It was a busy month in terms of economic data and market-moving events. In the US, the Federal Reserve disappointed the market as it failed to announce any additional stimulus measures. The Republicans and Democrats are also still debating the magnitude of their second-round fiscal support package, causing some frustration. Furthermore, Presidential elections are causing volatility, after a heated and very unproductive first presidential debate set a concerning tone for things to
come. Rising COVID infections and the so-called second wave have taken hold in many countries, especially across Europe, with some reinstating lockdown restrictions. Fears are also running high in the US, as winter approaches in the Northern Hemisphere, and after the recent reports that the US President and First Lady have both tested positive for the virus.

In South Africa, CPI figures for August came in slightly lower than the previous month, 3.1% year on year, keeping the trend of lower inflation intact. Despite the continued below-midpoint level of inflation, the SARB’s Monetary Policy Committee decided to keep rates on hold at 3.5% in September, in line with consensus. No further rate cuts are expected in 2020, but there is potential for rate hikes towards the end of 2021, according to SARB comments. Local unemployment data released throughout the month pointed to the loss of 2.2million jobs in Q2 of 2020. Despite this, the official unemployment rate declined to 23.3% (broad unemployment rose to 42%). This figure is distorted however, due to various factors including people exiting the job market (smaller labour force). The unemployment rate will thus likely see a sharp increase in the next quarterly release. GDP data for the second quarter was also released early in September, pointing to a 16.4% quarter on quarter decline. This figure incorporates the worst part of the local lockdown and was very much in line with expectations. On a positive note, the ABSA Purchasing Managers Index and New Vehicle Sales data released in September seem to support a relatively robust rebound for the third quarter. South Africa also recorded the second largest monthly trade surplus on record in August.

South Africa officially opened its borders to international travel for business and leisure on the 1st of October. Although there are still many countries on a “banned” (high risk) -list, the opening of borders was announced much earlier than initially expected. Furthermore, visitors from these high-risk countries make up a significantly smaller portion of total overnight visitors.


September saw a slight pullback in markets, not surprising given the factors mentioned above. Almost all major equity markets sold off, with some of the largest detractors being the major technology shares such as Facebook, Apple, Tesla, and Alphabet.
The pullback resulted in a slightly more muted, albeit at least positive, performance for the third quarter.

The local market also delivered very little to be excited about in terms of performance, with cash being the only asset class showing a positive return in September.

 Local equities followed their global counterparts lower, while declines in major commodity prices (gold, platinum, and oil) further hurt the large resource counters on the index. In terms of currency, the ZAR remained on a strengthening path until mid-month, when globalconcerns took hold, leading to a strengthening Dollar (and weakening Rand). The local currency still managed to end the month slightly stronger, adding to the negative returns experienced by local investors in offshore markets.

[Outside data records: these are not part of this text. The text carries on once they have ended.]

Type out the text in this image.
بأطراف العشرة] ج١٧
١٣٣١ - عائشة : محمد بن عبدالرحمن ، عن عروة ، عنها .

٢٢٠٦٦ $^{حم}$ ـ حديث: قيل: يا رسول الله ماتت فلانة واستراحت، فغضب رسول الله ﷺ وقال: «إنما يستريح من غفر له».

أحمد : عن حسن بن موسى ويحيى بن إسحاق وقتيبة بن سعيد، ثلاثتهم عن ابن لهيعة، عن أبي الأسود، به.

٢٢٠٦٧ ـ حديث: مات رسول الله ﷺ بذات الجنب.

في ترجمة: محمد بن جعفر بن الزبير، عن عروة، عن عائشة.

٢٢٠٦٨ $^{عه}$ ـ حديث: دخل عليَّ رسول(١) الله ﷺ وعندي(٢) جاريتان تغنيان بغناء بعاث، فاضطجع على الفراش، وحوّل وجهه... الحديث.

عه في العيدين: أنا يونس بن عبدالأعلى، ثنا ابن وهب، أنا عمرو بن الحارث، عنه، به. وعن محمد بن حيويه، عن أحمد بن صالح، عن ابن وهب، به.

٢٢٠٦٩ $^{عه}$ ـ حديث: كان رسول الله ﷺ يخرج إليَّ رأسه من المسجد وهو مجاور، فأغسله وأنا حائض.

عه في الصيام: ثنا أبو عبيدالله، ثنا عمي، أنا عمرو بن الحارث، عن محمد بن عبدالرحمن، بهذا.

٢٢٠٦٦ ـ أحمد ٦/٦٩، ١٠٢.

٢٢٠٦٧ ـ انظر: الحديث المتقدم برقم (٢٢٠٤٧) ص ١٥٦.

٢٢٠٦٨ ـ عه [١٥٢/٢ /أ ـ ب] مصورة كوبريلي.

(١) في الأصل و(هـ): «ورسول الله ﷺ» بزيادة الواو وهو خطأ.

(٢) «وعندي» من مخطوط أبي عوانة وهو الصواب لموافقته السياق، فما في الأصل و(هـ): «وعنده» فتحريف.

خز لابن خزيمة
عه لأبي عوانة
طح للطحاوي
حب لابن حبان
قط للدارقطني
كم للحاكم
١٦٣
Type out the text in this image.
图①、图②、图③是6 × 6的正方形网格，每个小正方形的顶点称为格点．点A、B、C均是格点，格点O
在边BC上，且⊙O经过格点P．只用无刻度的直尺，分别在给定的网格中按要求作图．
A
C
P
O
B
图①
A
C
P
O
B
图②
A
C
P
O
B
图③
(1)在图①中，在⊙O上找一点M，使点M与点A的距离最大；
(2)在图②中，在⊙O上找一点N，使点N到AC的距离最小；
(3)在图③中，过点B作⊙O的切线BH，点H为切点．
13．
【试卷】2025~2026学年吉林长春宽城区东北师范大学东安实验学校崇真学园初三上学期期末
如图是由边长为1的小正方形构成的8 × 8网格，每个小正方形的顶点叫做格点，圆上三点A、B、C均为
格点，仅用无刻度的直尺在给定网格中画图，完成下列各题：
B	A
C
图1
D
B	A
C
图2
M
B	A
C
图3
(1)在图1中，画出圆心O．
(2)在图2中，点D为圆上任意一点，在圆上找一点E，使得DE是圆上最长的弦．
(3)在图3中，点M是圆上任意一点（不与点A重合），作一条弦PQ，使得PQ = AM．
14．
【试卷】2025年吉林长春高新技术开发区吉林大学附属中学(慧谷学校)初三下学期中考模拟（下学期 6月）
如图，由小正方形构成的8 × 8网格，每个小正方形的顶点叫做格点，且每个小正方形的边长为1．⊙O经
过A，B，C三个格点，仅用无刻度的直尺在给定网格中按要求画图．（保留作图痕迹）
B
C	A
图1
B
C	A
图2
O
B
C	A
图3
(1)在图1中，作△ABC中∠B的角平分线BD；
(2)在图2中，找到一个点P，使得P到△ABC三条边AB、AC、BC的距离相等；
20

This brings a relatively disappointing end to the third quarter for the local market. However, given the strong rebound experienced in the second quarter, and all the global considerations, a brief period of profit taking is probably not surprising.
Year to date, offshore investments are still the best performers.

Optimism remains around global growth, with a general preference for more risky/pro-growth assets, despite the negative sentiment, especially related to politics and the accompanying policies. The belief is that these factors will only cause short-term noise, or small corrections as seen in September. Lower inflation and interest rates, including the global stimulus provided by governments, should assist markets over the medium term.